Tip 7 – Think carefully about the pros and cons of taking legal action As well as taking legal advice, consider the following questions: (i) How much financial damage could the continued publication of the offending allegations cause to the company? (ii) Will shareholders expect the Board of Directors to take steps to make an example of an offending individual in the circumstances? (iii) Will legal action cause attention to be focused on a damaging allegation which has already been forgotten? (iv) Do you have any weak points in your case that you would not want to come out in court? (v) Is the current high level of postings by the person concerned likely to be a spike caused by particular short term circumstances the company is going through or are they a longer term problem? (vi) Is the potential defendant going to be able to pay damages and legal costs if the company is successful in its claim?  And is this a crucial issue in the overall context of the allegations?

Tip 8 – Consider whether posts are being used to try to manipulate the company’s share price Not all posters are motivated simply by expressing their views.

There is a category of posters on bulletin boards whose real aim is to artificially deflate and inflate the price of shares in order to make a profit.
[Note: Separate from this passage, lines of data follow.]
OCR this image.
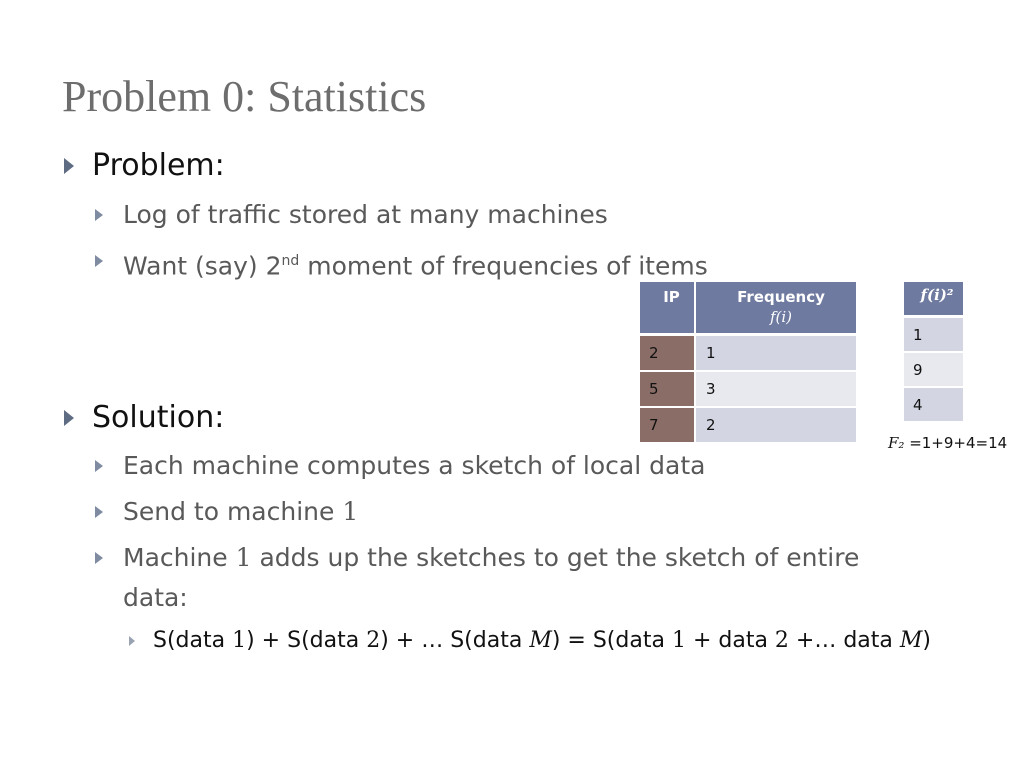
Problem 0: Statistics
Problem:
Log of traffic stored at many machines
Want (say) 2nd moment of frequencies of items
IP	Frequency
f(i)

2	1
5	3
7	2
f(i)²
1
9
4
F₂ =1+9+4=14
Solution:
Each machine computes a sketch of local data
Send to machine 1
Machine 1 adds up the sketches to get the sketch of entire
data:
S(data 1) + S(data 2) + … S(data M) = S(data 1 + data 2 +… data M)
The real purpose of critical posts may therefore be to depress the share price so that they can acquire shares more cheaply. Conversely, “rumours” of a takeover may lead to a substantial short-term increase in the share price.

It is a civil and criminal offence under the Financial Services and Markets Act 2000 and Financial Services Act 2012 to deliberately make misleading statements/disseminate false information about shares with a view to affecting the share price.

If you suspect this is a poster’s real motivation, you should immediately report them to the Financial Conduct Authority (“FCA”).

Conclusion

Managing online reputation is a serious issue for companies and it is important to actively decide on a policy to manage online reputation issues. This may include some monitoring of bulletin boards and websites at particularly sensitive times for the company.

Removal of offending posts by the website operator is often a fast and pragmatic solution to reputational damage.

In extreme cases, legal action is available to silence wrongdoers. It takes guts and determination to see a defamation action through. However, increasingly, shareholders expect Boards of Directors to take a proactive approach to protecting a company’s reputation, including legal action against derogatory and often downright fictitious allegations.

Ironically, in this age of shareholder activism, it may well be the shareholders themselves whose voices are the loudest in their demands for legal action against the rogue elements in their own ranks who step out of line.